中学校の教科書が変わる-英語編

投稿日:2020年12月25日

前回は、 来年(2021年度)から中学校の教科書が変わることをご紹介しました。中でも、学習内容が大きく変化するのが英語です。目指すのは「使える英語」を習得すること。

今回は、英語の学習内容がどのように変わるかを見ていきましょう。

小学校で学習したことと連携

中学英語の新しい教科書は、小学校で英語が教科化されたことを受け、それに連携する内容になります。小学校では文法を学びませんので、まず、本編の学習開始前に、小学校で扱った内容を取り上げ直し、その文法事項を学んでいきます。

2020年度までの教科書では、中学3年までに扱う単語数は、約1,200語程度です。それが、新しい教科書では小中合わせて約2,500語程度と、現状の約2倍となります。

  • 小学校で扱う単語:600~700語
  • 中学で新たに扱う単語:1,600~1,800語

ただ、これらすべての単語を読み書き出来なければならないということではありません。もともと語彙には、受容語彙(読んだり、聞いたりして理解できる単語)と発信語彙(書いたり、話したりする際に用いる単語)があります。日本語においてもそうですが、日常生活では大量の受容語彙を使用しますが、その中で使用頻度の高い語彙が発信語彙として形成されます。

中学で何を受容語彙とし、何を発信語彙とするかは使用する教科書により異なりますが、いずれにしても、今まで以上に多くの英単語に触れることになります。

内容が高度化

新しい教科書では、文章量が増加し、取り扱うテーマが高度化します。理科などの他の教科の内容やSDGsについて、英語で学ぶものもあります。文法事項としては、従来高校で学習していた内容の一部がおりてきます。

  • 感嘆文 (基本的なもの)
  • 原形不定詞
  • 現在完了進行形
  • 仮定法 (基本的なもの)

これらの内容を学ぶことで、状況を的確にとらえられるようになり、英語で表現できることの幅が広がります。

4技能5領域を満遍なく

小学校では、「聞く」「話す (会話と発表)」の2技能3領域について学習しますが、中学では、「読む」「書く」を加えた、4技能5領域を総合的に育むことが求められます。

  • 聞く
  • 話す (会話と発表)
  • 読む
  • 書く

4技能をバランスよく伸ばすということは従来から言われていたことですが、全国学力調査等の結果によると、現状は「書く」「話す」に関して特に課題があることが分かっています。

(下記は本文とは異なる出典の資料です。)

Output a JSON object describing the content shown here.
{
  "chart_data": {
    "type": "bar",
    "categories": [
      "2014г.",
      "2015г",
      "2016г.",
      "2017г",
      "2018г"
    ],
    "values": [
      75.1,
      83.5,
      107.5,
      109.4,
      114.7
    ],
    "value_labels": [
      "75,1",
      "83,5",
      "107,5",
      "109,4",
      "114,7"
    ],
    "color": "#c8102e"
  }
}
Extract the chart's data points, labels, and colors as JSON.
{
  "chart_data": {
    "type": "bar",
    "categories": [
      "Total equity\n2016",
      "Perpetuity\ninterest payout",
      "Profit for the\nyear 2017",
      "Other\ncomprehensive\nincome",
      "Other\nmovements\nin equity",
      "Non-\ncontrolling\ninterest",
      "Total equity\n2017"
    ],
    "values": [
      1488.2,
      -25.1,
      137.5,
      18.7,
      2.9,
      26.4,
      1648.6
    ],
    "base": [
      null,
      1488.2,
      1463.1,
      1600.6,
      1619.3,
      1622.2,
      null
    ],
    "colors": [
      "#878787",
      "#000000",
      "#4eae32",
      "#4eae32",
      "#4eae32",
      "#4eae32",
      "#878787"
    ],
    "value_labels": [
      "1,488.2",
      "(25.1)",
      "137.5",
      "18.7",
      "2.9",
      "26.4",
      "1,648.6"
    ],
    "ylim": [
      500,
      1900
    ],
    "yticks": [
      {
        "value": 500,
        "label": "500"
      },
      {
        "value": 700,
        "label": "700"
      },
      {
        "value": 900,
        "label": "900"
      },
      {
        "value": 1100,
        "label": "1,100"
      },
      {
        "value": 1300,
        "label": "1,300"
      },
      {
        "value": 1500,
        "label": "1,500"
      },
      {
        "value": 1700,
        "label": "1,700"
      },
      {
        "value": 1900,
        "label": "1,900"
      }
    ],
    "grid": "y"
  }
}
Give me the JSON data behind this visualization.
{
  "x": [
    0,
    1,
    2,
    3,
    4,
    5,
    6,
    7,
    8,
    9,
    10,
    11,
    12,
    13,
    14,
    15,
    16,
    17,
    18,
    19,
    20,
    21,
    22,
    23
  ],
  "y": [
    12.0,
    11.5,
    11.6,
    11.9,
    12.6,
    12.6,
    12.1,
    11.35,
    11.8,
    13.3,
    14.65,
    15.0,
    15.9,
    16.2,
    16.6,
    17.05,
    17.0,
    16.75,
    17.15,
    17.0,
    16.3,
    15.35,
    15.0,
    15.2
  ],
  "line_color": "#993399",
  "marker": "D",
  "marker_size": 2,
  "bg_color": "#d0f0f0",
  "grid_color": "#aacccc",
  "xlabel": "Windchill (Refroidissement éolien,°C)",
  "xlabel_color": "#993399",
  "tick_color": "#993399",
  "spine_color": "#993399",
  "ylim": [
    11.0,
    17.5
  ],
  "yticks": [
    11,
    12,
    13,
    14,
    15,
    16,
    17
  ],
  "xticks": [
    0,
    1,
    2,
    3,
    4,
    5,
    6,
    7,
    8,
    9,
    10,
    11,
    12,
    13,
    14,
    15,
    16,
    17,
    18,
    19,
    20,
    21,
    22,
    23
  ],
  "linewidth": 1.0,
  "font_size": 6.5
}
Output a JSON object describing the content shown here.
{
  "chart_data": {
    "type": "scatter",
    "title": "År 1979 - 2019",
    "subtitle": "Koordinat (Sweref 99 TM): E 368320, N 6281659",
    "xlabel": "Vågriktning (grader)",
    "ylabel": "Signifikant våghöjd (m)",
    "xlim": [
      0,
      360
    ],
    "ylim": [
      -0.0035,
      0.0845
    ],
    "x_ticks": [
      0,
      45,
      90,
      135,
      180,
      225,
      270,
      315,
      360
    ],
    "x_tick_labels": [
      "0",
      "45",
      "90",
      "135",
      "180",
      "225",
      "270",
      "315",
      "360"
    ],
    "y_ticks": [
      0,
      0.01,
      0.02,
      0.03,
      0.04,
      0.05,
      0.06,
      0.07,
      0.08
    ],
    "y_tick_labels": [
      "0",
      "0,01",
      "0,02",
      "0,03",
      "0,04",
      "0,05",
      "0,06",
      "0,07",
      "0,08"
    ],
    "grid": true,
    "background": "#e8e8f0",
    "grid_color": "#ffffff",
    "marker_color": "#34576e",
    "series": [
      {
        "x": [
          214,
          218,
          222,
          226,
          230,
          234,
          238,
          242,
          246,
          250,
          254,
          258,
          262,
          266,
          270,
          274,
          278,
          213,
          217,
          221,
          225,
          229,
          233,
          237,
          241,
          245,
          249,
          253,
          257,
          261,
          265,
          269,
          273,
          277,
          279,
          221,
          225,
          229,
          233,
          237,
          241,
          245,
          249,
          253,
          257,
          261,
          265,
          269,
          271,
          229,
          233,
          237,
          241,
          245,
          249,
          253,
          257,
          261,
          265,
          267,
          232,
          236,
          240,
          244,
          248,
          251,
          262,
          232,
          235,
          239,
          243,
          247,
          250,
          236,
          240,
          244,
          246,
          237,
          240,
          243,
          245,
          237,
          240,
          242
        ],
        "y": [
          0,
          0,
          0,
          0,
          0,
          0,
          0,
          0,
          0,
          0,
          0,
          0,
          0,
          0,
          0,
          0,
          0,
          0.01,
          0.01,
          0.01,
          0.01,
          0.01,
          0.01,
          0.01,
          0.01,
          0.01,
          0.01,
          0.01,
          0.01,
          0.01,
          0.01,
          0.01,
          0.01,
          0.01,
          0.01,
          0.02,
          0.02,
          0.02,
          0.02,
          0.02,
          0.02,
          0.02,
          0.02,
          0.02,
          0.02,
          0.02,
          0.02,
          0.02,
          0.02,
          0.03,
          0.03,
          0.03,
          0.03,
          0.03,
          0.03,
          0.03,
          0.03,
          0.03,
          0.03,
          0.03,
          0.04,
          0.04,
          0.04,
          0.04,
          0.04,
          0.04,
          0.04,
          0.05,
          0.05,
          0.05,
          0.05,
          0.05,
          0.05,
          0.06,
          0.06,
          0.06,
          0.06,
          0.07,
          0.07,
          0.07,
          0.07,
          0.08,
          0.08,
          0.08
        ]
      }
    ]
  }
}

今後は、リピートではない即興での英語のやりとりや、英語での作文、発表など、英語を使って自分の考えを発信することの重要性がさらに増すことが考えられます。

また、「読む」ことについても、文章量が増えるため、高速処理が必要となります。さらに、難易度の高い英単語も登場するため、従来以上に高い読解力が求められます。

高校入試への影響

山梨県の高校入試への具体的な影響はまだ分かりませんが、今後数年の間に英語の入試問題が難化することは避けられないでしょう。

東京都では、コロナの影響で開始時期が一年後ろ倒しされましたが、2022年度(現中1生が高校受験するとき)から、スピーキングテストの実施が予定されています。

また、大阪府立高校では、すでに問題文が英語化され、英検等の民間資格を入試の英語の点数に読み替える制度も導入されています。(例えば英検2級を取得していれば、80点が保証され、さらに当日点が80点を上回ればそちらが採用されます)


英語は言語ですので、実際に使うことで上達します。なかなか小中学生の日常生活で英語を使う機会はありませんが、英語の歌を聞いたり、英語のドラマや映画をみたり、勉強以外でも楽しみながら英語に触れる機会を増やしてみませんか。